A vector perpendicular to Ax+ By+ Cz= D is of the form <A, B, C> so a line through $$\displaystyle (x_0, y_0, z_0)$$ in the direction of that line is $$\displaystyle x= At+ x_0$$, $$\displaystyle y= Bt+ y_0$$, and $$\displaystyle z= Ct+ z_0$$. That line crosses the plane when A(At+ x_0)+ B(Bt+ y_0)+ C(Ct+ z_0)= D or $$\displaystyle (A^2+ B^2+ C^2)t+ (Ax_0+ By_0+ Cz_0)= D$$
so $$\displaystyle t= \frac{D- Ax_0- By_0- Cz_0}{A^2+ B^2+ C^2}$$.

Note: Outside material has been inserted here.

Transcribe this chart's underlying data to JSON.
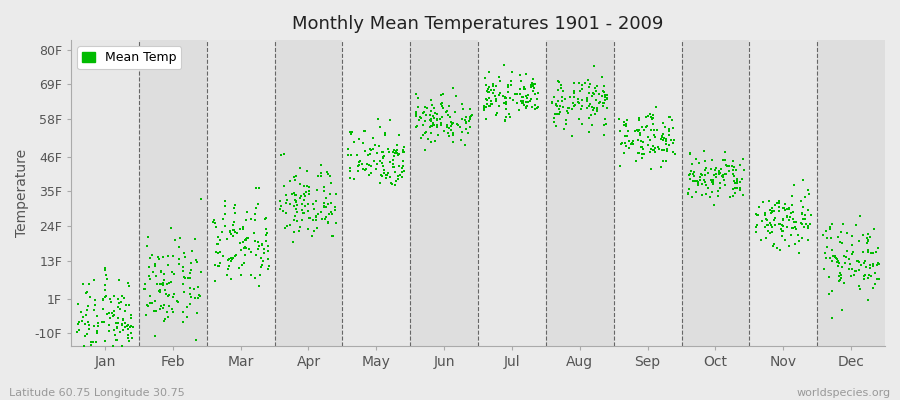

Put that value of t into the equation of the plane to find the point where the line crosses the plane and then find the distance between that point and $$\displaystyle (x_0, y_0, z_0)$$.

#### Plato

MHF Helper
My goal here is to figure out a routine to determine if a point lies within a certain distance of a plane.
Equivalently, let the plane be given by $\Pi:~ Ax+ By+ Cz= D$, the normal is $$\displaystyle N={A\bf{i}}+{B\bf{j}}+{C\bf{k}}$$.
Suppose that $Q\in\Pi$, then "distance from point $P$ to plane $\Pi$" is, $\dfrac{| \overrightarrow {PQ}\cdot N |}{\|N\|}$

#### BluEyeDevill

I never thought about it that way. So its essentially a vector projection?

Thanks for the help!

Over the past few days I realized that when the equation is equal to 0 you have a plane that is simply located at the origin, and if you multiply the equation by a scalar quantity then d would represent the distance to the origin, or the vector magnitude. so then, yes, (along the lines of what you said) the change in d can be directly tested because it represents the shortest distance to the plane.

Awesome! Is there a way I can mark my thread solved?